# Heat setting permaset ink with print gocco



## Your Mantras (Aug 13, 2007)

Hi everyone,
I have a 'Print Gocco' set-up at home, so I print my own designs on t-shirts. I normally use their ink, but have gotten some 'Permaset' this time to try. Has anyone printed at home with Permaset?, and how did you heat set it? The 'Print Gocco' just sets with ironing, I was wondering it it is the same for 'Permaset'? Has anyone used a tumble dryer to set the ink? (May be a dumb question?) Just thought if it worked it would make it a lot quicker when you have a lot of t-shirts to set. Help? Anyone?


----------



## Solmu (Aug 15, 2005)

Your Mantras said:


> Has anyone printed at home with Permaset?


Yes.



Your Mantras said:


> and how did you heat set it?


Iron / heat press.



Your Mantras said:


> The 'Print Gocco' just sets with ironing, I was wondering it it is the same for 'Permaset'?


Yup, it's a waterbased ink much like any other.



Your Mantras said:


> Has anyone used a tumble dryer to set the ink?


It's not hot enough. A dryer gets to about 70-80 degrees celsius, you need to get to at least 120 (and that low you'd need to iron for about nine minutes).


----------



## Dyfrig (Jul 26, 2008)

Hi, 

We use permaset on all types of fabric, maybe a hairdryer would be a good idea as you need heat and airflow to cure the ink.

eco-friendly t-shirt printing North Wales - Peris and Corr


----------



## Ecoprintworks (Dec 3, 2008)

Here are some comments from Phillip Newell of Newell Graphics on Colormaker's blog re: curing Permaset Aqua...

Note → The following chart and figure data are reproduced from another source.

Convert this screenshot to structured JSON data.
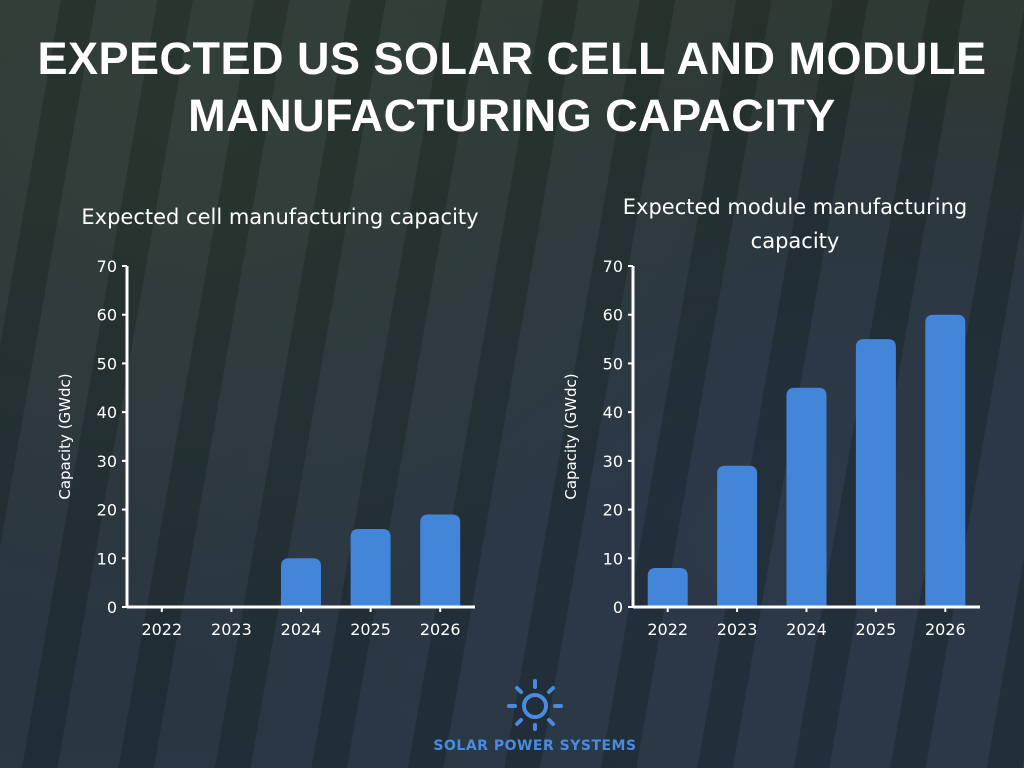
{
  "title": "EXPECTED US SOLAR CELL AND MODULE MANUFACTURING CAPACITY",
  "brand": {
    "name": "SOLAR POWER SYSTEMS",
    "icon": "sun-icon",
    "color": "#4a8be0"
  },
  "chart_data": [
    {
      "type": "bar",
      "title": "Expected cell manufacturing capacity",
      "ylabel": "Capacity (GWdc)",
      "xlabel": "",
      "categories": [
        "2022",
        "2023",
        "2024",
        "2025",
        "2026"
      ],
      "values": [
        0,
        0,
        10,
        16,
        19
      ],
      "ylim": [
        0,
        70
      ],
      "yticks": [
        0,
        10,
        20,
        30,
        40,
        50,
        60,
        70
      ],
      "bar_color": "#4285d9",
      "grid": false
    },
    {
      "type": "bar",
      "title": "Expected module manufacturing capacity",
      "ylabel": "Capacity (GWdc)",
      "xlabel": "",
      "categories": [
        "2022",
        "2023",
        "2024",
        "2025",
        "2026"
      ],
      "values": [
        8,
        29,
        45,
        55,
        60
      ],
      "ylim": [
        0,
        70
      ],
      "yticks": [
        0,
        10,
        20,
        30,
        40,
        50,
        60,
        70
      ],
      "bar_color": "#4285d9",
      "grid": false
    }
  ]
}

> Curing is one thing I had a little issue with when I first got started with Permaset. I use a small electric dryer that is 8' in length and has a 4' chamber. What I realized is you have to slow the belt down enough so that the shirt remains in the chamber for 45-60 seconds. I also turn the heat up a little higher when printing on darks so that the shirts are hitting 375-390 as they exit the tunnel. Since I've adjusted this, I don't have any problems with the images washing out. Of course light garments have a much thinner ink deposit, and so require a little less time and temp.
> 
> The other key is air circulation. Once the moisture escapes from the ink, it needs somewhere to go. Otherwise is just sits in the dryer and impedes the drying of the other shirts. Fortunately, my dryer (Lawson Encore) came with a forced air option. I also added another inline duct fan (about $40) to the exhaust stack as it exits the building to help draw the moist air out of the dryer.


----------